Вы и не мужчина вовсе.
VII
В половине четвертого к Ромашову заехал полковой адъютант, поручик Федоровский.
Это был высокий и, как выражались полковые дамы, представительный молодой человек с холодными глазами и с усами, продолженными до плеч густыми подусниками.
Он держал себя преувеличенно-вежливо, но строго-официально с младшими офицерами, ни с кем не дружил и был высокого мнения о своем служебном положении.
Ротные командиры в нем заискивали.
Зайдя в комнату, он бегло окинул прищуренными глазами всю жалкую обстановку Ромашова.
Подпоручик, который в это время лежал на кровати, быстро вскочил и, краснея, стал торопливо застегивать пуговицы тужурки.
— Я к вам по поручению командира полка, — сказал Федоровский сухим тоном, — потрудитесь одеться и ехать со мною.
— Виноват… я сейчас… форма одежды обыкновенная? Простите, я по-домашнему.
— Пожалуйста, не стесняйтесь.
Сюртук. Если вы позволите, я бы присел?
— Ах, извините. Прошу вас. Не угодно ли чаю? — заторопился Ромашов.
— Нет, благодарю.
Пожалуйста, поскорее.
Он, не снимая пальто и перчаток, сел на стул, и, пока Ромашов одевался, волнуясь, без надобности суетясь и конфузясь за свою не особенно чистую сорочку, он сидел все время прямо и неподвижно с каменным лицом, держа руки на эфесе шашки.
— Вы не знаете, зачем меня зовут?
Адъютант пожал плечами.
— Странный вопрос.
Откуда же я могу знать?
Вам это, должно быть, без сомнения, лучше моего известно… Готовы?
Советую вам продеть портупею под погон, а не сверху.
Вы знаете, как командир полка этого не любит.
Вот так… Ну-с, поедемте.
У ворот стояла коляска, запряженная парою рослых, раскормленных полковых коней.
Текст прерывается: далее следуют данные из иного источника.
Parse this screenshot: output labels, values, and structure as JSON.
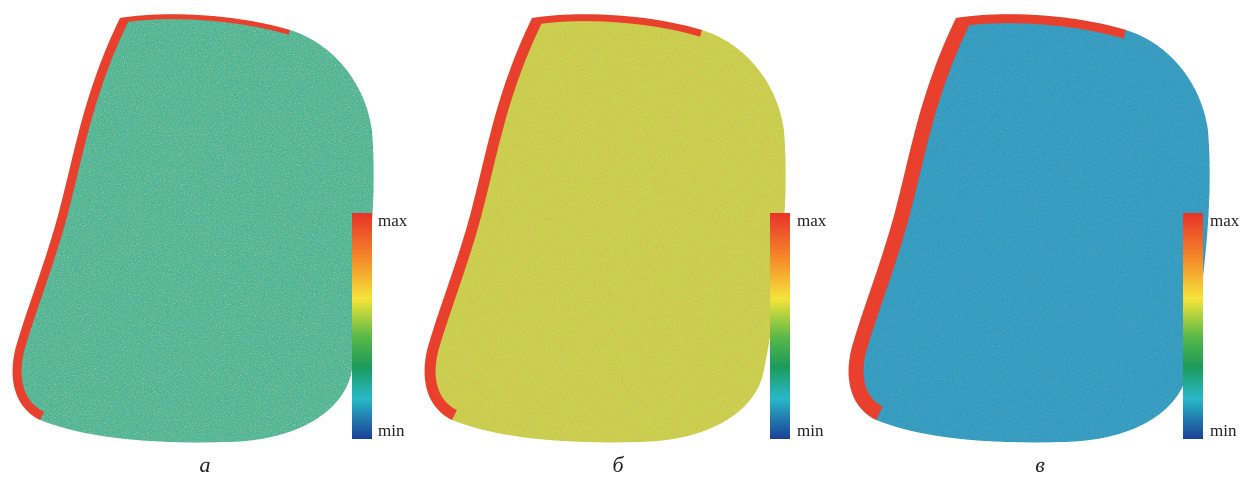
{
  "panels": [
    {
      "label": "а",
      "colorbar": {
        "max": "max",
        "min": "min"
      }
    },
    {
      "label": "б",
      "colorbar": {
        "max": "max",
        "min": "min"
      }
    },
    {
      "label": "в",
      "colorbar": {
        "max": "max",
        "min": "min"
      }
    }
  ]
}
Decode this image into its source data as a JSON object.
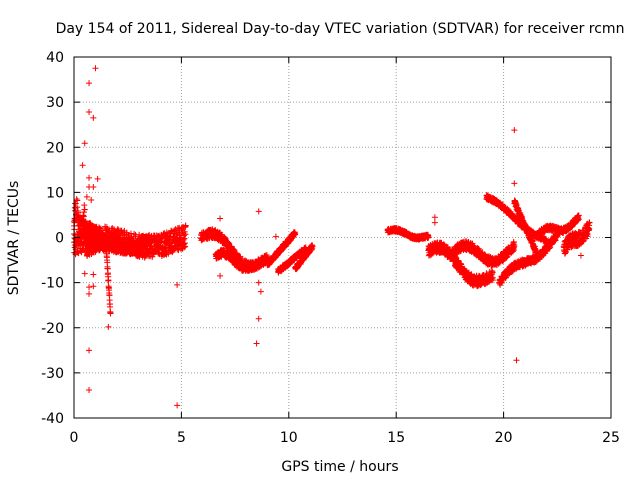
{
  "chart_data": {
    "type": "scatter",
    "title": "Day 154 of 2011, Sidereal Day-to-day VTEC variation (SDTVAR) for receiver rcmn",
    "xlabel": "GPS time / hours",
    "ylabel": "SDTVAR / TECUs",
    "xlim": [
      0,
      25
    ],
    "ylim": [
      -40,
      40
    ],
    "xticks": [
      0,
      5,
      10,
      15,
      20,
      25
    ],
    "yticks": [
      -40,
      -30,
      -20,
      -10,
      0,
      10,
      20,
      30,
      40
    ],
    "grid": true,
    "marker": "+",
    "color": "#ff0000",
    "series": [
      {
        "name": "SDTVAR",
        "tracks": [
          {
            "x0": 0.0,
            "x1": 0.5,
            "y0": 3.5,
            "y1": 4.5,
            "amp": 2.5,
            "spread": 2.5
          },
          {
            "x0": 0.0,
            "x1": 5.2,
            "y0": -1.5,
            "y1": -0.5,
            "amp": 1.2,
            "spread": 2.5
          },
          {
            "x0": 0.3,
            "x1": 2.0,
            "y0": 1.5,
            "y1": -0.5,
            "amp": 1.0,
            "spread": 1.5
          },
          {
            "x0": 0.6,
            "x1": 3.5,
            "y0": -3.0,
            "y1": -1.0,
            "amp": 0.8,
            "spread": 1.2
          },
          {
            "x0": 1.5,
            "x1": 1.7,
            "y0": -2.0,
            "y1": -17.0,
            "amp": 0.0,
            "spread": 0.6
          },
          {
            "x0": 5.9,
            "x1": 9.0,
            "y0": 0.0,
            "y1": -6.0,
            "amp": 2.0,
            "spread": 1.0
          },
          {
            "x0": 6.6,
            "x1": 8.5,
            "y0": -4.0,
            "y1": -6.5,
            "amp": 1.0,
            "spread": 0.8
          },
          {
            "x0": 9.0,
            "x1": 10.3,
            "y0": -6.0,
            "y1": 1.0,
            "amp": 0.0,
            "spread": 0.5
          },
          {
            "x0": 9.5,
            "x1": 10.8,
            "y0": -7.5,
            "y1": -2.5,
            "amp": 0.0,
            "spread": 0.5
          },
          {
            "x0": 10.3,
            "x1": 11.1,
            "y0": -7.0,
            "y1": -2.0,
            "amp": 0.0,
            "spread": 0.5
          },
          {
            "x0": 14.6,
            "x1": 16.5,
            "y0": 1.5,
            "y1": 0.0,
            "amp": 0.5,
            "spread": 0.4
          },
          {
            "x0": 16.5,
            "x1": 19.5,
            "y0": -3.0,
            "y1": -9.5,
            "amp": 2.0,
            "spread": 1.2
          },
          {
            "x0": 17.5,
            "x1": 20.5,
            "y0": -4.0,
            "y1": -3.0,
            "amp": 2.0,
            "spread": 1.0
          },
          {
            "x0": 19.2,
            "x1": 22.0,
            "y0": 9.0,
            "y1": -1.0,
            "amp": 0.5,
            "spread": 0.5
          },
          {
            "x0": 19.8,
            "x1": 22.5,
            "y0": -10.0,
            "y1": 0.0,
            "amp": 1.0,
            "spread": 0.8
          },
          {
            "x0": 20.5,
            "x1": 21.5,
            "y0": 8.0,
            "y1": -3.0,
            "amp": 0.0,
            "spread": 0.5
          },
          {
            "x0": 21.5,
            "x1": 23.5,
            "y0": 0.0,
            "y1": 4.0,
            "amp": 1.0,
            "spread": 0.6
          },
          {
            "x0": 22.8,
            "x1": 24.0,
            "y0": -2.5,
            "y1": 2.0,
            "amp": 0.5,
            "spread": 1.5
          }
        ],
        "outliers": [
          [
            1.0,
            37.5
          ],
          [
            0.7,
            34.2
          ],
          [
            0.7,
            27.8
          ],
          [
            0.9,
            26.5
          ],
          [
            0.5,
            20.9
          ],
          [
            0.4,
            16.0
          ],
          [
            0.7,
            13.2
          ],
          [
            1.1,
            13.0
          ],
          [
            0.7,
            11.2
          ],
          [
            0.9,
            11.2
          ],
          [
            0.6,
            9.0
          ],
          [
            0.8,
            8.3
          ],
          [
            0.5,
            -8.0
          ],
          [
            0.9,
            -8.2
          ],
          [
            0.7,
            -11.0
          ],
          [
            0.9,
            -10.8
          ],
          [
            0.7,
            -12.5
          ],
          [
            1.6,
            -19.8
          ],
          [
            0.7,
            -25.0
          ],
          [
            0.7,
            -33.8
          ],
          [
            4.8,
            -10.5
          ],
          [
            4.8,
            -37.2
          ],
          [
            6.8,
            4.2
          ],
          [
            6.8,
            -8.5
          ],
          [
            8.6,
            5.8
          ],
          [
            8.6,
            -10.0
          ],
          [
            8.7,
            -12.0
          ],
          [
            8.6,
            -18.0
          ],
          [
            8.5,
            -23.5
          ],
          [
            9.4,
            0.2
          ],
          [
            16.8,
            4.5
          ],
          [
            16.8,
            3.3
          ],
          [
            20.5,
            23.8
          ],
          [
            20.5,
            12.0
          ],
          [
            20.6,
            -27.2
          ],
          [
            23.6,
            -4.0
          ]
        ]
      }
    ]
  }
}
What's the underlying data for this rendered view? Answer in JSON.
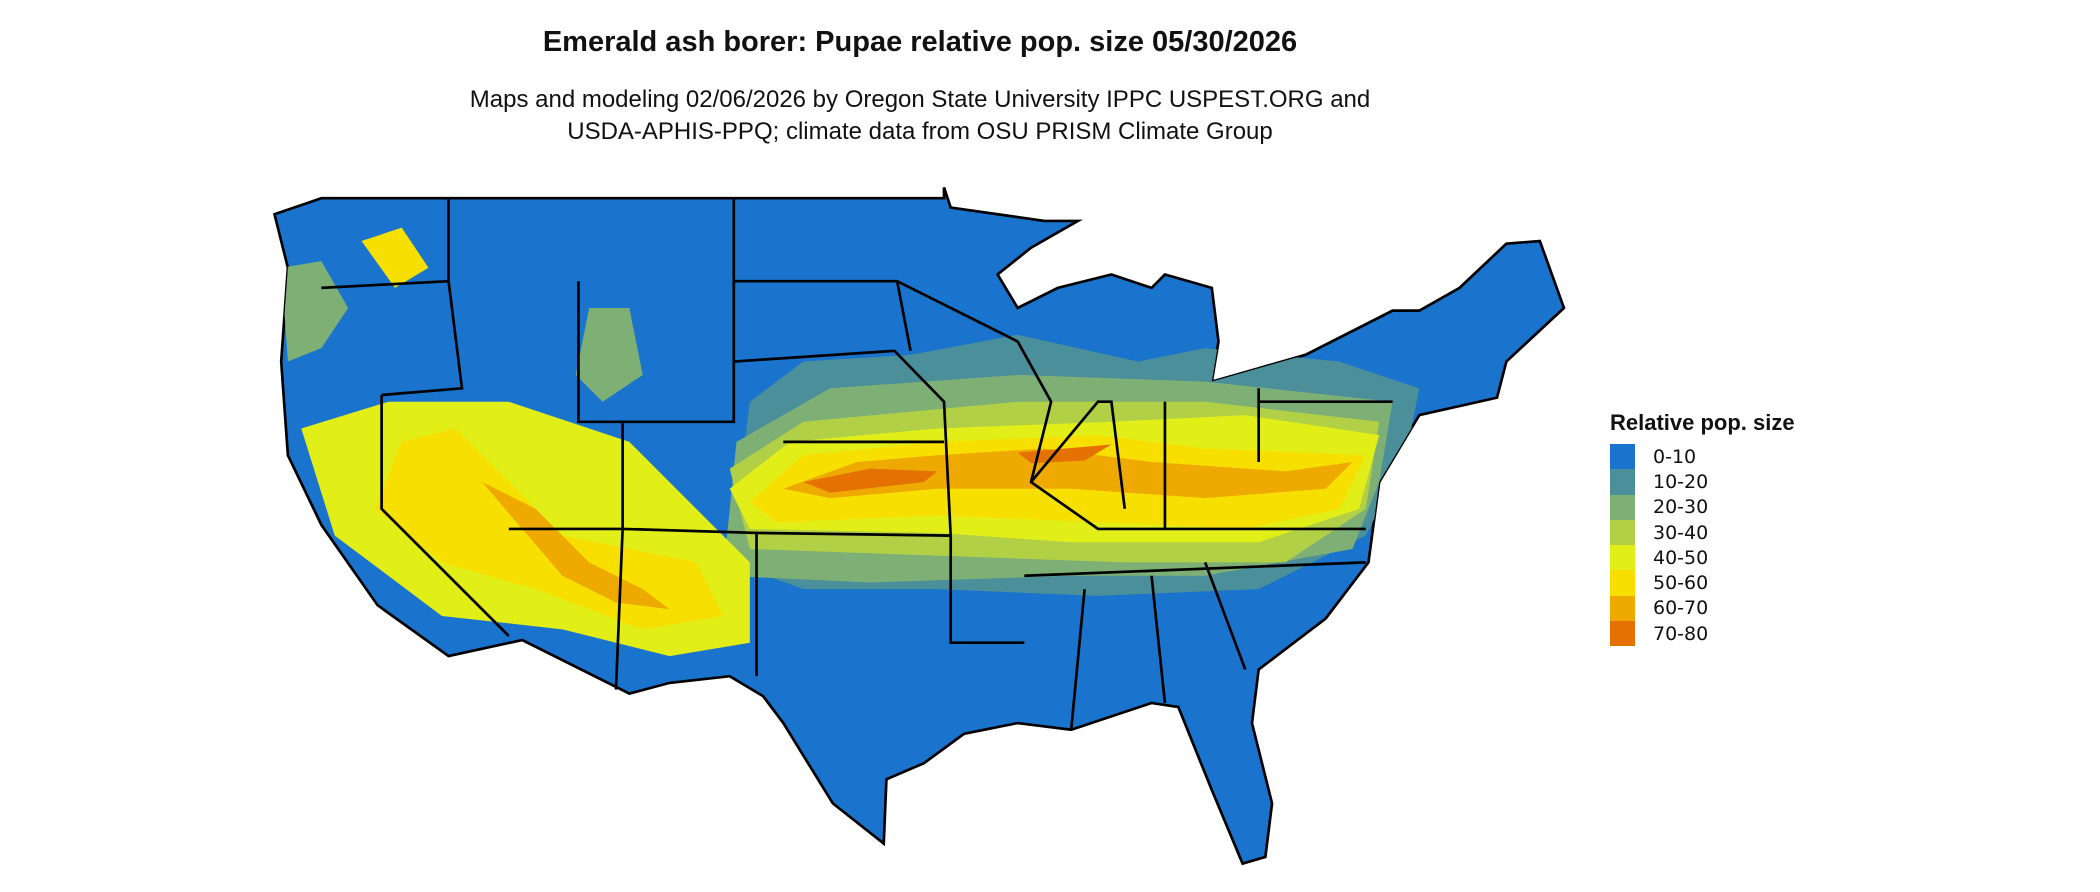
{
  "title": "Emerald ash borer: Pupae relative pop. size 05/30/2026",
  "subtitle_lines": [
    "Maps and modeling 02/06/2026 by Oregon State University IPPC USPEST.ORG and",
    "USDA-APHIS-PPQ; climate data from OSU PRISM Climate Group"
  ],
  "legend": {
    "title": "Relative pop. size",
    "items": [
      {
        "label": "0-10",
        "color": "#1a73cc"
      },
      {
        "label": "10-20",
        "color": "#4a8f9a"
      },
      {
        "label": "20-30",
        "color": "#7eb075"
      },
      {
        "label": "30-40",
        "color": "#b2d046"
      },
      {
        "label": "40-50",
        "color": "#e2ee18"
      },
      {
        "label": "50-60",
        "color": "#f7e000"
      },
      {
        "label": "60-70",
        "color": "#eeaa00"
      },
      {
        "label": "70-80",
        "color": "#e57200"
      }
    ]
  }
}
Офицеры сели и поехали.
Ромашов из вежливости старался держаться боком, чтобы не теснить адъютанта, а тот как будто вовсе не замечал этого.
По дороге им встретился Веткин. Он обменялся с адъютантом честью, но тотчас же за спиной его сделал обернувшемуся Ромашову особый, непередаваемый юмористический жест, который как будто говорил:
«Что, брат, поволокли тебя на расправу?»
Встречались и еще офицеры. Иные из них внимательно, другие с удивлением, а некоторые точно с насмешкой глядели на Ромашова, и он невольно ежился под их взглядами.
Полковник Шульгович не сразу принял Ромашова: у него был кто-то в кабинете.
Пришлось ждать в полутемной передней, где пахло яблоками, нафталином, свежелакированной мебелью и еще чем-то особенным, не неприятным, чем пахнут одежда и вещи в зажиточных, аккуратных немецких семействах.
Топчась в передней, Ромашов несколько раз взглядывал на себя в стенное трюмо, оправленное в светлую ясеневую раму, и всякий раз его собственное лицо казалось ему противно-бледным, некрасивым и каким-то неестественным, сюртук — слишком заношенным, а погоны — чересчур помятыми.
Сначала из кабинета доносился только глухой однотонный звук низкого командирского баса.
Слов не было слышно, но по сердитым раскатистым интонациям можно было догадаться, что полковник кого-то распекает с настойчивым и непреклонным гневом.
Это продолжалось минут пять. Потом Шульгович вдруг замолчал; послышался чей-то дрожащий, умоляющий голос, и вдруг, после мгновенной паузы, Ромашов явственно, до последнего оттенка, услышал слова, произнесенные со страшным выражением высокомерия, негодования и презрения:
— Что вы мне очки втираете? Дети? Жена?
Плевать я хочу на ваших детей!
Прежде чем наделать детей, вы бы подумали, чем их кормить.
Что?
Ага, теперь — виноват, господин полковник.
Господин полковник в вашем деле ничем не виноват.
Вы, капитан, знаете, что если господин полковник теперь не отдает вас под суд, то я этим совершаю преступление по службе.
Что-о-о? Извольте ма-алчать!
Не ошибка-с, а преступление-с. Вам место не в полку, а вы сами знаете — где. Что?
Опять задребезжал робкий, молящий голос, такой жалкий, что в нем, казалось не было ничего человеческого.
«Господи, что же это? — подумал Ромашов, который точно приклеился около трюмо, глядя прямо в свое побледневшее лицо и не видя его, чувствуя, как у него покатилось и болезненно затрепыхалось сердце.
— Господи, какой ужас!..»
Жалобный голос говорил довольно долго.
Когда он кончил, опять раскатился глубокий бас командира, но теперь более спокойный и смягченный, точно Шульгович уже успел вылить свой гнев в крике и удовлетворил свою жажду власти видом чужого унижения.